State Rep. Vernon G. Smith: “Judges should reflect the community”

News & Media, Member Featured

INDIANAPOLIS – State Rep. Vernon G. Smith (D-Gary) today proposed two amendments to address House Bill 1453's aim to give the governor more control in selecting judges in four counties, including Lake County. Unfortunately, the amendments were voted down.

HB 1453 shifts the number of members in the Judicial Nominating Commission (JNC) from nine to five and keeps the number of judges selected by the governor to three. The proposed changes to the statute allows for the governor to now appoint the majority of the commission's members, as well as a non-voting chairman.

Currently, almost all counties in Indiana allow the public to elect their local judges in some form. However, in Lake, St. Joseph, Marion and Vanderburgh counties, judicial candidates are nominated by the JNC and appointed by the governor. Smith's first amendment would have applied HB 1453's nominating commission structure to all 92 counties.

“If this merit-based selection process is so good, then I think the whole state should have the same process,” said Smith. “If it's good for the goose, it ought to be good for the gander.

“It's no coincidence that the two counties being targeted in this bill are predominately Democrat. Judges should reflect the community they preside over. The system as it is does a good job at that, so why change it?

“We ought to do what is best for this state and not what benefits a political agenda.”

Smith's second amendment proposed an interim study committee to discuss the topic of the composition of the judicial nominating commissions of Lake and St. Joseph counties.

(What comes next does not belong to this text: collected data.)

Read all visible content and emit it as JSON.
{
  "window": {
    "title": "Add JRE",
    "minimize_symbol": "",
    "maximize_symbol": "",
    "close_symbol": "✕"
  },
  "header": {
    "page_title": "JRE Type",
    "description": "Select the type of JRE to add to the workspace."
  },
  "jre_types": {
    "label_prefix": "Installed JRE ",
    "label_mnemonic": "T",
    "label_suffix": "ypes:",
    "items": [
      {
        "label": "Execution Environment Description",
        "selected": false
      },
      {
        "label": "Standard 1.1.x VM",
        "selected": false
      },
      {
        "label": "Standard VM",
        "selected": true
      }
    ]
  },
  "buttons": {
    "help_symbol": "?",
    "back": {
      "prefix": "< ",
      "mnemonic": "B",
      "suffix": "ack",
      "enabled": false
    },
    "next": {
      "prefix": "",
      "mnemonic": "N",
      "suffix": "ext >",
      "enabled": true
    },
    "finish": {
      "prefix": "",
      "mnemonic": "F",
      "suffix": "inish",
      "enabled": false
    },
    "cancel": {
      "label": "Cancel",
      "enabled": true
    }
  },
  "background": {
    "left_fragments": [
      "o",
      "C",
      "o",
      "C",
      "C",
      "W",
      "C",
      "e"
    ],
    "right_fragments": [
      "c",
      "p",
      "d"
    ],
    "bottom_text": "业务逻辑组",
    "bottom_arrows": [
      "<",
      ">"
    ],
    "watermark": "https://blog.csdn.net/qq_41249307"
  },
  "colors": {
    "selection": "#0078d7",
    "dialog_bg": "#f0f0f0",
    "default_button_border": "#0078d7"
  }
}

“This bill seems rushed and in committee, we had little time to discuss both the pros and cons of the changes proposed. There has certainly not been enough time for those affected by this bill to testify on it and I'd like to make this decision more democratic by establishing an interim study committee.

“The term 'convenient democracy' comes to my mind when I think about how few opportunities we had to hear from our constituents and concerned parties.”